Toy Story 3

PUBLISHED : Thursday, 15 July, 2010, 12:00am
UPDATED : Thursday, 15 July, 2010, 12:00am

Featuring the voices of: Tom Hanks, Tim Allen, Joan Cusack, Ned Beatty
Director: Lee Unkrich
Category: I (English and Cantonese versions)

During Toy Story 3's first reel, there's an action sequence dubbed 'Operation Playtime'. It's a meticulously designed scheme in which the film's major characters - plastic playthings led by Woody the cowboy and Buzz Lightyear the astronaut - seek to draw the attention of their human master, Andy. The plan fails, consigning the toys to yet another bored day in a barely opened trunk. The key lies in how the boy has changed - just like how real time has moved on since the last two Toy Story films (which were released in 1995 and 1999). Andy is in his late teens, preparing to leave home for university, and his fascination with his toys (shown in 'home videos' which precedes the playtime scene) appears to be over. But Toy Story 3 defies the logic of diminishing returns: appearing more than a decade after the last instalment, Unkrich's entry retains the franchise's endearing qualities. The film boasts of, among others, the most hilarious scene involving a tortilla in the history of cinema. At the same time, Unkrich raises both the film's emotional intensity and the pop culture references. What proves the most winning, however, is how nothing ever rings false (or forced) in Toy Story 3, as the filmmakers present a comfortable, multi-layered mix which appeals to nearly every demographic.

The film begins as Andy starts clearing his room before his departure for life in a college dorm. The gang initially designated for storage in the attic, find themselves accidentally donated to Sunnyside, a children's daycare centre ruled as a fiefdom by one of the toys. Lotso, a purple bear whose cuddly appearance and strawberry scent belies a soul that is bitter, menacing and utterly cynical.

And at the centre of Toy Story 3's pulsating narrative is the group's attempt to escape from the confinement of Sunnyside and get back home before Andy departs. It's a journey that takes a detour through some flamenco dancing in the playground, a stand-off in back alleys (where Barbie makes an articulate denouncement against Lotso's tyranny) and apocalyptic visions at incinerators.

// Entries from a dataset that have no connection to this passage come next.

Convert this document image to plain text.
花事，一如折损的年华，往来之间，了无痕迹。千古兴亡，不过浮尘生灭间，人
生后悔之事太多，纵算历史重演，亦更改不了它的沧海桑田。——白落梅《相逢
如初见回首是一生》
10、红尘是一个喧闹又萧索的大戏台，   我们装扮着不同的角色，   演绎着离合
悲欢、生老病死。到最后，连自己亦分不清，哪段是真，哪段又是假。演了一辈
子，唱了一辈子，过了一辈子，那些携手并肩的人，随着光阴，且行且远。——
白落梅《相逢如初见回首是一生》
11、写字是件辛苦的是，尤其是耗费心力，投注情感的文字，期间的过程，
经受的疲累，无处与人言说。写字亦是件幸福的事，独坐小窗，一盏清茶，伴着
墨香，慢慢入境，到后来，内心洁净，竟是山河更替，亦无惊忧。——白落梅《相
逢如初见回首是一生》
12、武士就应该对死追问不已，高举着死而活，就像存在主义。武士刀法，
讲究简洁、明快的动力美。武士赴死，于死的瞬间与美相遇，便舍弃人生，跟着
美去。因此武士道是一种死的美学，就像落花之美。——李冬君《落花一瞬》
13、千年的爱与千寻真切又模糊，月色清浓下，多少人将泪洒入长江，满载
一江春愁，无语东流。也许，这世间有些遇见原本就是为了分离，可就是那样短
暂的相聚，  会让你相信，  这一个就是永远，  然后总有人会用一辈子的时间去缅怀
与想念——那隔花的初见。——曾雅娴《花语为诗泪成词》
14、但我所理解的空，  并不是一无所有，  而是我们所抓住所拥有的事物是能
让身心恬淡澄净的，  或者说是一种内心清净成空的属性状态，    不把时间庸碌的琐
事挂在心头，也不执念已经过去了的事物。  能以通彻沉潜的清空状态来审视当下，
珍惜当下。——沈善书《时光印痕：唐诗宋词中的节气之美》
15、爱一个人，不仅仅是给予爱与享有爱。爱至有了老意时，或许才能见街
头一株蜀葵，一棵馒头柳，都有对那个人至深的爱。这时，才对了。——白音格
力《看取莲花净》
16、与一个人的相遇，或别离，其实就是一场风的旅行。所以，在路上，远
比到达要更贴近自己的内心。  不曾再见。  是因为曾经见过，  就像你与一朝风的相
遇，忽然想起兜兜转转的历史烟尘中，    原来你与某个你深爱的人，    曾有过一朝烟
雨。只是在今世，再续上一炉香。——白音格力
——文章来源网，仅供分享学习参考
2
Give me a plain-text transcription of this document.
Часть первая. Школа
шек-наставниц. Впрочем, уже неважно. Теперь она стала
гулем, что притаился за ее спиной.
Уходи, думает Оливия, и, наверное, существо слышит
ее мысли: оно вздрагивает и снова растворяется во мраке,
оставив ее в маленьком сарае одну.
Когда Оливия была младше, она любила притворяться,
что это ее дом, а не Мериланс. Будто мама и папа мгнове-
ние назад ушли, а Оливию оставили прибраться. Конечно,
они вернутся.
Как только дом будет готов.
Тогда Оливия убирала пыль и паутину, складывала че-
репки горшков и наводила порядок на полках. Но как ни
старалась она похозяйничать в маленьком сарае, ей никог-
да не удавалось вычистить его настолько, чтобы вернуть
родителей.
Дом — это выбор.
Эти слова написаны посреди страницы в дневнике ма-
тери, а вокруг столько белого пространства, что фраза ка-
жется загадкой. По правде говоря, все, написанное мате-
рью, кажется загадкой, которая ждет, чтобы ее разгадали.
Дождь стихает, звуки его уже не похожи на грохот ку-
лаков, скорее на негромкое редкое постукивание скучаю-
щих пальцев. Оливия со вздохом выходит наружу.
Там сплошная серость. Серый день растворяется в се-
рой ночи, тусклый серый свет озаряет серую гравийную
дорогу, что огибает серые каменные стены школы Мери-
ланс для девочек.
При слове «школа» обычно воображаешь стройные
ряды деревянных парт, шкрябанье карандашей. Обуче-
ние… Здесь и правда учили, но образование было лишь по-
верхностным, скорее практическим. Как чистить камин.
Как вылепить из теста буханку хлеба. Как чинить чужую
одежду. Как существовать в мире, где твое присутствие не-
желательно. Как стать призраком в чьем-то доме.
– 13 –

It ends with an intense scene involving Andy and a little girl next door, whose imagination and love towards her small playmates rivals the little boy's in 1995's Toy Story and brings the whole 15-year franchise to a full circle. And it's the last bit which is more representational of Toy Story 3 as a whole than the vibrant action sequences or funny knock-about of film genres (the melange of western and sci-fi pastiches that drives the film's fantastical opening sequence, or the nod to surveillance thrillers in the gang's escapade from Sunnycare).

This is a film driven by the sadness of abandonment - that of the gang, or of Lotso - and how redemption sometimes lies in letting go. Toy Story 3 still tries to override the disposability of commodities by stating how human beings could draw solace from them. This is what makes Toy Story 3 contemplative adult entertainment, when reflection comes in sincerity rather than irony - and with this film, Pixar has yet again produced something which amuses and moves, as Wall-E and Up did in the past few years.